Find final rotational kinetic energy without knowing radius?

[matxjos]

Homework Statement

A 0.125kg basketball is rolling w/out slipping on a horizontal table at 4.50 m/s when it rolls off the edge and it falls to the floor, 1.10 m below. What is the rotational kinetic energy of the ball right before hitting floor?

Homework Equations

KE rot: .5 I w^2
KE translational: .5 m v^2
PE: mgh

The Attempt at a Solution

Initial: I figured out KE translational and PE for the initial conditions on the horizontal surface, these are easy.

I do not know how to get K rotational energy!

Final: I used vertical constant acceleration equations to find the final velocity. Then I got the kinetic energy right before hitting the floor. Potential energy is 0.

No idea how to get K rot energy!

I've been working on this problem forever (all morning). The answer to the problem is apparently 0.506J.

HOW?!

 

[gneill]

Once the ball leaves the table there's nothing to provide torque to change its rotation, so ignore everything that happens after it leaves the table.

Write an expression for the rotation rate of the ball as it rolls. That's the $\omega$ for your rotational kinetic energy expression. What expression will you use for the moment of inertia?

(P.S. I feel that the problem author used an incorrect moment of inertia; a basketball is a thin spherical shell, not a solid sphere).

 

[matxjos]

Once the ball leaves the table there's nothing to provide torque to change its rotation, so ignore everything that happens after it leaves the table.

Write an expression for the rotation rate of the ball as it rolls. That's the $\omega$ for your rotational kinetic energy expression. What expression will you use for the moment of inertia?

(P.S. I feel that the problem author used an incorrect moment of inertia; a basketball is a thin spherical shell, not a solid sphere).

Well, a solid sphere's moment of inertia is 2/5MR^2. Is this the expression I use? I still don't know the radius...

I'm not even sure what you mean to write an expression for the rotation rate. Like in rad/s? I know how to get that from rev/min, or even m/s, but I don't know the radius. :(

Thanks for looking at this problem!

 

[matxjos]

Once the ball leaves the table there's nothing to provide torque to change its rotation, so ignore everything that happens after it leaves the table.
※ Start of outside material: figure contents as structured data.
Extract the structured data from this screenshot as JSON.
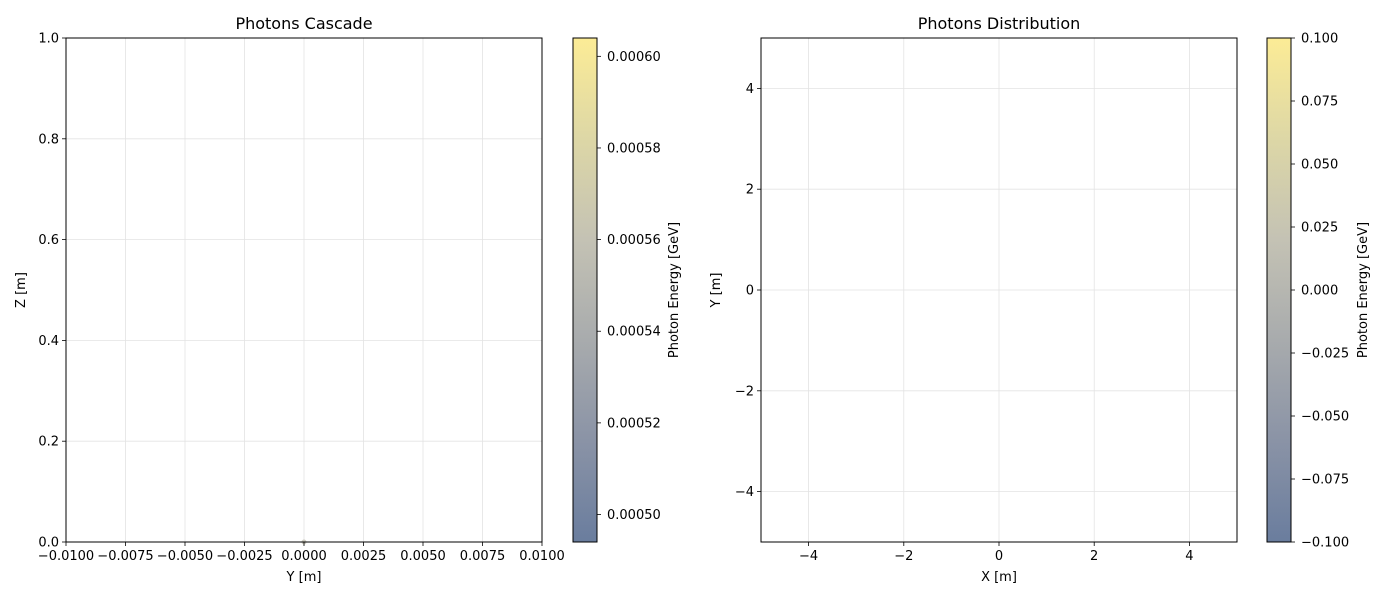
{
  "colormap": [
    "#6a7d9e",
    "#8a93a6",
    "#a8abad",
    "#c4c2b4",
    "#ddd7a6",
    "#fcec96"
  ],
  "chart_data": [
    {
      "type": "scatter",
      "title": "Photons Cascade",
      "xlabel": "Y [m]",
      "ylabel": "Z [m]",
      "xlim": [
        -0.01,
        0.01
      ],
      "ylim": [
        0.0,
        1.0
      ],
      "xticks": [
        -0.01,
        -0.0075,
        -0.005,
        -0.0025,
        0.0,
        0.0025,
        0.005,
        0.0075,
        0.01
      ],
      "xtick_labels": [
        "−0.0100",
        "−0.0075",
        "−0.0050",
        "−0.0025",
        "0.0000",
        "0.0025",
        "0.0050",
        "0.0075",
        "0.0100"
      ],
      "yticks": [
        0.0,
        0.2,
        0.4,
        0.6,
        0.8,
        1.0
      ],
      "ytick_labels": [
        "0.0",
        "0.2",
        "0.4",
        "0.6",
        "0.8",
        "1.0"
      ],
      "grid": true,
      "points": [
        {
          "x": 0.0,
          "y": 0.0,
          "energy": 0.00055
        }
      ],
      "colorbar": {
        "label": "Photon Energy [GeV]",
        "range": [
          0.000494,
          0.000604
        ],
        "ticks": [
          0.0005,
          0.00052,
          0.00054,
          0.00056,
          0.00058,
          0.0006
        ],
        "tick_labels": [
          "0.00050",
          "0.00052",
          "0.00054",
          "0.00056",
          "0.00058",
          "0.00060"
        ]
      }
    },
    {
      "type": "scatter",
      "title": "Photons Distribution",
      "xlabel": "X [m]",
      "ylabel": "Y [m]",
      "xlim": [
        -5,
        5
      ],
      "ylim": [
        -5,
        5
      ],
      "xticks": [
        -4,
        -2,
        0,
        2,
        4
      ],
      "xtick_labels": [
        "−4",
        "−2",
        "0",
        "2",
        "4"
      ],
      "yticks": [
        -4,
        -2,
        0,
        2,
        4
      ],
      "ytick_labels": [
        "−4",
        "−2",
        "0",
        "2",
        "4"
      ],
      "grid": true,
      "points": [],
      "colorbar": {
        "label": "Photon Energy [GeV]",
        "range": [
          -0.1,
          0.1
        ],
        "ticks": [
          -0.1,
          -0.075,
          -0.05,
          -0.025,
          0.0,
          0.025,
          0.05,
          0.075,
          0.1
        ],
        "tick_labels": [
          "−0.100",
          "−0.075",
          "−0.050",
          "−0.025",
          "0.000",
          "0.025",
          "0.050",
          "0.075",
          "0.100"
        ]
      }
    }
  ]
}
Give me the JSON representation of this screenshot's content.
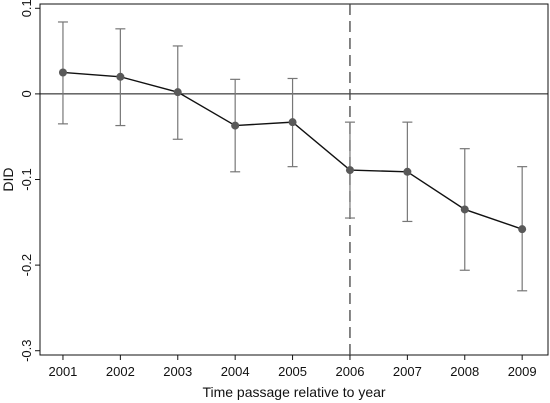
{
  "chart_data": {
    "type": "line",
    "title": "",
    "xlabel": "Time passage relative to year",
    "ylabel": "DID",
    "x": [
      2001,
      2002,
      2003,
      2004,
      2005,
      2006,
      2007,
      2008,
      2009
    ],
    "series": [
      {
        "values": [
          0.025,
          0.02,
          0.002,
          -0.037,
          -0.033,
          -0.089,
          -0.091,
          -0.135,
          -0.158
        ],
        "ci_lower": [
          -0.035,
          -0.037,
          -0.053,
          -0.091,
          -0.085,
          -0.145,
          -0.149,
          -0.206,
          -0.23
        ],
        "ci_upper": [
          0.084,
          0.076,
          0.056,
          0.017,
          0.018,
          -0.033,
          -0.033,
          -0.064,
          -0.085
        ]
      }
    ],
    "x_ticks": [
      "2001",
      "2002",
      "2003",
      "2004",
      "2005",
      "2006",
      "2007",
      "2008",
      "2009"
    ],
    "y_ticks": [
      "0.1",
      "0",
      "-0.1",
      "-0.2",
      "-0.3"
    ],
    "y_tick_values": [
      0.1,
      0,
      -0.1,
      -0.2,
      -0.3
    ],
    "ylim": [
      -0.305,
      0.105
    ],
    "xlim": [
      2000.6,
      2009.45
    ],
    "reference_lines": {
      "horizontal": 0,
      "vertical": 2006
    },
    "grid": false,
    "legend": "none",
    "colors": {
      "line": "#111111",
      "marker": "#595959",
      "ci": "#777777",
      "axis": "#111111"
    }
  }
}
Wait, if there is no rotation after the ball leaves the table, does that mean the rotational energy is zero? Or just the same as the initial KE rot?

 

[haruspex]

Well, a solid sphere's moment of inertia is 2/5MR^2.

Solid basketballs?! That's serious training.

I still don't know the radius...

You'll find you don't need to. Just put in an unknown for it and it should cancel out later.

I'm not even sure what you mean to write an expression for the rotation rate. Like in rad/s?

Yes. Create another unknown for this, and an equation relating it to linear speed and radius.

if there is no rotation after the ball leaves the table

gneill said there'd be no change in rotation rate.

 

[matxjos]

Solid basketballs?! That's serious training.

You'll find you don't need to. Just put in an unknown for it and it should cancel out later.

Yes. Create another unknown for this, and an equation relating it to linear speed and radius.

gneill said there'd be no change in rotation rate.

Wow, thanks, I got the answer! I didn't realize things cancel out...physics is most confusing when that has to happen. But very interesting.

Thanks haruspex and gneill!